C’est toi le poissonnier au vilain museau de rat
Pour l’héritage, tu as fait cette laide chose-là.
Le juge demande : « Dis-moi, si tu crois
Que le Pape représente Dieu ici-bas. »
« Non, dit l’accusé, je ne le pourrais pas. »
Jusqu’au bout, Claes ne se rendit pas.
« Où est Till, mon fils en errance ?
Seras-tu brave, ma douce commère ? »
Autan et sécheresse dépérissent les arbres
Quand on étouffe la libre conscience.
Et les gens criaient : « Pitié, miséricorde ! »

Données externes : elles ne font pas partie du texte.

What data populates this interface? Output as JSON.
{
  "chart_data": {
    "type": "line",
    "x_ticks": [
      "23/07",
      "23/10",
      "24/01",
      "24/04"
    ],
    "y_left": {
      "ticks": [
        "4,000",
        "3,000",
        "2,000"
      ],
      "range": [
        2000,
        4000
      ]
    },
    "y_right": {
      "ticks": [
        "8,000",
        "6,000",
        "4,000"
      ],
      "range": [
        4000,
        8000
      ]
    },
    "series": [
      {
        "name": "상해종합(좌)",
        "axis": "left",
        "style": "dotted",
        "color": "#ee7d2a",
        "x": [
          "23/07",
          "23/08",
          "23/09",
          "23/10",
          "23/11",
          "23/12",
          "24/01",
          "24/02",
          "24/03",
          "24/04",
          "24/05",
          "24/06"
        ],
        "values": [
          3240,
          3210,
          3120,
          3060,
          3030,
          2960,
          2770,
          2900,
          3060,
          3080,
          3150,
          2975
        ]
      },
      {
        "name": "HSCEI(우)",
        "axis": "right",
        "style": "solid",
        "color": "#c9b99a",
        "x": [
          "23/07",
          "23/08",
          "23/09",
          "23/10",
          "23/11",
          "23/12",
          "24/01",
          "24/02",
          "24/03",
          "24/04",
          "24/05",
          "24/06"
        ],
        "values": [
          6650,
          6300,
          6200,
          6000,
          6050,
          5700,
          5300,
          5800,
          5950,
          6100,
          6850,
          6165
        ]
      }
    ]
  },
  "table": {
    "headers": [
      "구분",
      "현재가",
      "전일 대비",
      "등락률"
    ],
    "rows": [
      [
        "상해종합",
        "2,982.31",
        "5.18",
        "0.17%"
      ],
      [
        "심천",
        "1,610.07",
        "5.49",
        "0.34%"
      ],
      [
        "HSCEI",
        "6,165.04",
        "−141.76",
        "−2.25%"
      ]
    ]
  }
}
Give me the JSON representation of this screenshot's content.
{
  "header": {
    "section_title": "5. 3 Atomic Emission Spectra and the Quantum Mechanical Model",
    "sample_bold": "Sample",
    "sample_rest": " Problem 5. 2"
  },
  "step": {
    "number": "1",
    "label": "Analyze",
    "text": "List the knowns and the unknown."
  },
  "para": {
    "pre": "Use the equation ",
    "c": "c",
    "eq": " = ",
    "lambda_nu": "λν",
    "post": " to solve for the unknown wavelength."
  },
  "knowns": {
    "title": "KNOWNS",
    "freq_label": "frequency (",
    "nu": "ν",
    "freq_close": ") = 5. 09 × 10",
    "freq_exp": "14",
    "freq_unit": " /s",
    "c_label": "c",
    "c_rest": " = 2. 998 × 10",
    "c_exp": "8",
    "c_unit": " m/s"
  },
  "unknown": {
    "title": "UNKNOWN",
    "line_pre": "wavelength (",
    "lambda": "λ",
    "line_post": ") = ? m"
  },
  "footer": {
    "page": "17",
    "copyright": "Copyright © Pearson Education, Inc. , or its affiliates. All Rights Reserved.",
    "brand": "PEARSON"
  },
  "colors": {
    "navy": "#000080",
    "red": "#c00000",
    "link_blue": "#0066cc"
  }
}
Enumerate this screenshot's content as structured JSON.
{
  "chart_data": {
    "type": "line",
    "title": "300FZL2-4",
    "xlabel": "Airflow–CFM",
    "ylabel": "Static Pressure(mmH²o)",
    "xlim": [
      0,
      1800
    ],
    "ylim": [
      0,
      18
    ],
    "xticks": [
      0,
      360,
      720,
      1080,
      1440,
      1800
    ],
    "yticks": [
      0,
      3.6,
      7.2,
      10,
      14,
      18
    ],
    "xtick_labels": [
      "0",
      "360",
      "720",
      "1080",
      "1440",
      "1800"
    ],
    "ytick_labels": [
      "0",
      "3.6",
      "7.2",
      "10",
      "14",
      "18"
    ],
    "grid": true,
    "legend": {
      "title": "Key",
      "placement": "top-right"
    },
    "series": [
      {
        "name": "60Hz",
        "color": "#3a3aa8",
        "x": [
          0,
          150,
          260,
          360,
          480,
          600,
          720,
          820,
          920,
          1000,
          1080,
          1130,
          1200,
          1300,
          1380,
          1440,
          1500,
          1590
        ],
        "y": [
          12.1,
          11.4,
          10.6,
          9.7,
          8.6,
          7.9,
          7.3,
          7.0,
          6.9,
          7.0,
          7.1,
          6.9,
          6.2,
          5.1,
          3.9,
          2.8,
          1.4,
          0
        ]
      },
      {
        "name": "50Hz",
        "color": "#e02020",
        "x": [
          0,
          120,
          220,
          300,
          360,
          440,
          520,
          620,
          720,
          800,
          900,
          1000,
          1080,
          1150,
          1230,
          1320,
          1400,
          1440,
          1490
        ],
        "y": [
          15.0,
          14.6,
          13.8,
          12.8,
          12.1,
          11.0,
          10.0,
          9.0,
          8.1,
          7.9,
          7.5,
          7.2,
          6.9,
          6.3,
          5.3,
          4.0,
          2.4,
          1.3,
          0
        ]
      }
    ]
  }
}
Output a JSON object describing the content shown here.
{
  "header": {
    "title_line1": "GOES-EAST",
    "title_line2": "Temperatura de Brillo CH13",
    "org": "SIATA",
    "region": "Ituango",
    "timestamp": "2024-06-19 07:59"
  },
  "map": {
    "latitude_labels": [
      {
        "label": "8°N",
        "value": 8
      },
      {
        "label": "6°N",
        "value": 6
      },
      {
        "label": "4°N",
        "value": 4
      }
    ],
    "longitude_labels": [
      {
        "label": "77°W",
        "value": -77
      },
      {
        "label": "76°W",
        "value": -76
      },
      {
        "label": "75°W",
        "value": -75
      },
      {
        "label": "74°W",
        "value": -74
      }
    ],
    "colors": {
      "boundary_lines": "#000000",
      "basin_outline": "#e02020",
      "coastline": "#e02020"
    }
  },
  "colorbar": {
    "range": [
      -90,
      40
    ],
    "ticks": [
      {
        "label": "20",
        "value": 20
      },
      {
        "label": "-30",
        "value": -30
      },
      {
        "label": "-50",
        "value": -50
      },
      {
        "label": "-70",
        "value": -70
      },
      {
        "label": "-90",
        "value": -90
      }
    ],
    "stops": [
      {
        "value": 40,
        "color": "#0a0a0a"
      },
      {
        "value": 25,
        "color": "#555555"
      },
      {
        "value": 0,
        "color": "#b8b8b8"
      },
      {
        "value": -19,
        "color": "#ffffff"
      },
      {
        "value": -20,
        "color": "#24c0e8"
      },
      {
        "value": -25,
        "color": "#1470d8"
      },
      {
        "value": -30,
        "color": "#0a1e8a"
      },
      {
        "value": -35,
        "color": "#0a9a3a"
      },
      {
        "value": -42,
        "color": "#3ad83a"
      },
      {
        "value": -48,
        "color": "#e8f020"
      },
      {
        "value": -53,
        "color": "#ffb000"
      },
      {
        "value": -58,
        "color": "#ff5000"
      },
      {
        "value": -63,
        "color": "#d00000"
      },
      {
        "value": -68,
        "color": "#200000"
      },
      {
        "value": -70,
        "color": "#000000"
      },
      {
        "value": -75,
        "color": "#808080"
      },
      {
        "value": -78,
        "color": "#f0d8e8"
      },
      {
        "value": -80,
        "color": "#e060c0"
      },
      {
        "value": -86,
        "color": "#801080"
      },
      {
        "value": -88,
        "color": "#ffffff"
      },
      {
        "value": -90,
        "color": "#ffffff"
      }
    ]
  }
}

Et le juge en place du feu offrait la corde.
Et les gens dirent encore : « Feu ou corde, c’est la mort ! »
L’Inquisiteur clamait : « Ce n’est rien de brûler les corps.
Aux hérétiques, il faut sauver l’âme impure.
Les forcer par la torture à renier leurs erreurs.
Il faut aux peuples imposer la foi par la terreur. »
Les femmes disaient : « Où il y a aveu, il n’y a pas torture. »
Pour l’Inquisiteur, il faut abjurer avant de mourir ;
On ne put amener le Bonhomme à se dédire.
La torture n’étant point prescrite par la loi,
Hérétique ; à brûler jusqu’à la mort, on le condamna.
Claes cria : « Tu mourras de male mort, immonde scélérat
Qui pour un petit denier, un homme libre dénonça. »
Et le poissonnier, comme le roi,
D’une part des biens du martyr hérita.